I’ve often heard the expression, “I love you,” followed by “I Love you more.” It is almost as if loving someone is a contest of who loves who more or better or longer or something. My R and I have a couple of rituals that keep us connected in a mystical sort of way. Each morning we give each other a kiss and hug with the words, “I love you.” We are not in a contest and so the other never says, “I love you more.” Nice.
Our other ritual is what we like to call “Bus Insurance.” Bus insurance is a kiss, a hug, and an “I love you,” when either of us leaves the other, particularly if we are out and about driving somewhere. Bus insurance is our quirky way of saying, “If you get hit by a bus and die, I want the last thing you remember is that “I love you.”
This particular ritual is so important to us that I have been known to run out the front door after the car yelling, “Wait, wait, you forgot your bus insurance.” We even invoke this ritual if I am going to stay in the car when R dashes into the grocery store for milk or bread. I mean, really, there may be bread buses or dairy buses in there. Over the years we have conjured up a whole host of different “buses” that might just smack us out and send us into the eternal whatever. Who knows? Our answer: Bus Insurance.
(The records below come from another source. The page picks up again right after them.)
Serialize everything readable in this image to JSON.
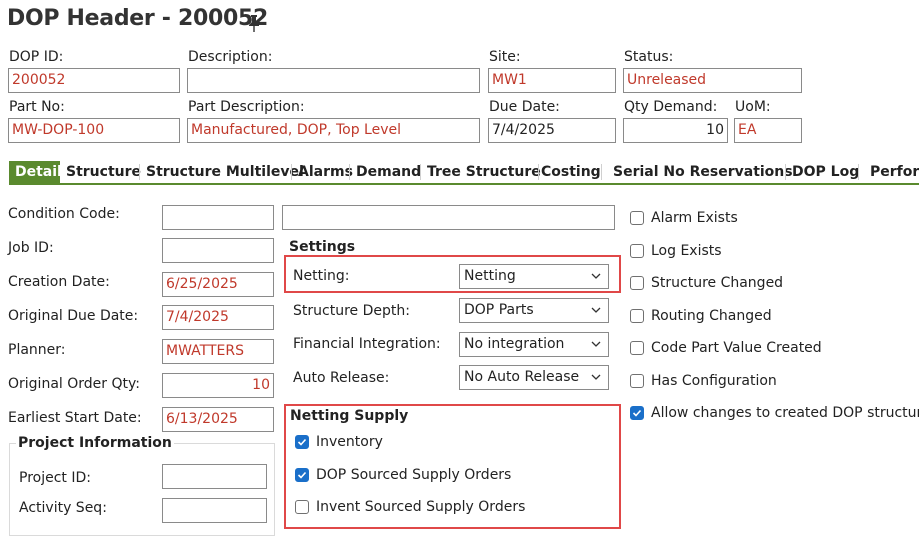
{
  "header": {
    "title": "DOP Header - 200052",
    "pin_icon": "pin-icon"
  },
  "fields": {
    "dop_id": {
      "label": "DOP ID:",
      "value": "200052"
    },
    "description": {
      "label": "Description:",
      "value": ""
    },
    "site": {
      "label": "Site:",
      "value": "MW1"
    },
    "status": {
      "label": "Status:",
      "value": "Unreleased"
    },
    "part_no": {
      "label": "Part No:",
      "value": "MW-DOP-100"
    },
    "part_description": {
      "label": "Part Description:",
      "value": "Manufactured, DOP, Top Level"
    },
    "due_date": {
      "label": "Due Date:",
      "value": "7/4/2025"
    },
    "qty_demand": {
      "label": "Qty Demand:",
      "value": "10"
    },
    "uom": {
      "label": "UoM:",
      "value": "EA"
    }
  },
  "tabs": [
    {
      "label": "Detail",
      "active": true
    },
    {
      "label": "Structure"
    },
    {
      "label": "Structure Multilevel"
    },
    {
      "label": "Alarms"
    },
    {
      "label": "Demand"
    },
    {
      "label": "Tree Structure"
    },
    {
      "label": "Costing"
    },
    {
      "label": "Serial No Reservations"
    },
    {
      "label": "DOP Log"
    },
    {
      "label": "Perfor"
    }
  ],
  "detail": {
    "condition_code": {
      "label": "Condition Code:",
      "value": "",
      "desc": ""
    },
    "job_id": {
      "label": "Job ID:",
      "value": ""
    },
    "creation_date": {
      "label": "Creation Date:",
      "value": "6/25/2025"
    },
    "original_due_date": {
      "label": "Original Due Date:",
      "value": "7/4/2025"
    },
    "planner": {
      "label": "Planner:",
      "value": "MWATTERS"
    },
    "original_order_qty": {
      "label": "Original Order Qty:",
      "value": "10"
    },
    "earliest_start_date": {
      "label": "Earliest Start Date:",
      "value": "6/13/2025"
    }
  },
  "project": {
    "title": "Project Information",
    "project_id": {
      "label": "Project ID:",
      "value": ""
    },
    "activity_seq": {
      "label": "Activity Seq:",
      "value": ""
    }
  },
  "settings": {
    "title": "Settings",
    "netting": {
      "label": "Netting:",
      "value": "Netting"
    },
    "structure_depth": {
      "label": "Structure Depth:",
      "value": "DOP Parts"
    },
    "financial_integration": {
      "label": "Financial Integration:",
      "value": "No integration"
    },
    "auto_release": {
      "label": "Auto Release:",
      "value": "No Auto Release"
    }
  },
  "netting_supply": {
    "title": "Netting Supply",
    "inventory": {
      "label": "Inventory",
      "checked": true
    },
    "dop_sourced": {
      "label": "DOP Sourced Supply Orders",
      "checked": true
    },
    "invent_sourced": {
      "label": "Invent Sourced Supply Orders",
      "checked": false
    }
  },
  "flags": {
    "alarm_exists": {
      "label": "Alarm Exists",
      "checked": false
    },
    "log_exists": {
      "label": "Log Exists",
      "checked": false
    },
    "structure_changed": {
      "label": "Structure Changed",
      "checked": false
    },
    "routing_changed": {
      "label": "Routing Changed",
      "checked": false
    },
    "code_part_value_created": {
      "label": "Code Part Value Created",
      "checked": false
    },
    "has_configuration": {
      "label": "Has Configuration",
      "checked": false
    },
    "allow_changes": {
      "label": "Allow changes to created DOP structure",
      "checked": true
    }
  },
  "colors": {
    "accent_green": "#5a8a2e",
    "value_red": "#c0392b",
    "highlight_red": "#e04848",
    "check_blue": "#1a6fc9"
  }
}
My R loves the spring season better than almost anything else. As soon as the first hint of a bud or a leaf pokes its head out of a barren twig, my R will say, “Look, spring is here.” This is not a weekly proclamation, but a several times daily one. As each flower pops out his spring enthusiasm mounts in a fury of ohs and ahs and he enters into what I like to call his spring ecstasy syndrome.
As the trees begin to green out in that most delicate and delightful pale green, R is known to mention how beautiful spring is and how much he loves the season minute by minute. He can do this five times as we drive about three blocks from the house. I get the message I’ve told him and I know how much spring means to him. He has retorted from time to time that since he never grumbles about the barren winter twigs and trunks he is entitled to rave about the blooming forth of spring. Sigh, I’ll give him that.
As we were driving home the other day however, I mentioned that I had forgotten to tell him “I love you,” that morning and I wanted him to know that. He nodded and we drove on. As he commented on another willow tree bursting forth in green, I commented on how deeply he really did love springtime. He smiled, looked at me and said, “Yes, I do love spring, but I love you more than green trees.” How can you not love a guy who loves you more than green trees when green trees give him so much joy?
The other day we received an email about dogs and the unconditional love they give to us humble humans. R and I talked about how much we loved our little dog and came to the conclusion that if he died before us we would simply have to get another dog. I said to R, you know “I love you more than our dog.” He said, “I love you too more than our dog, but he’s right up there!” Of course, we both cracked up laughing, and so I guess our previously simple “I love you” may always have to include the dog and green trees, at the very least!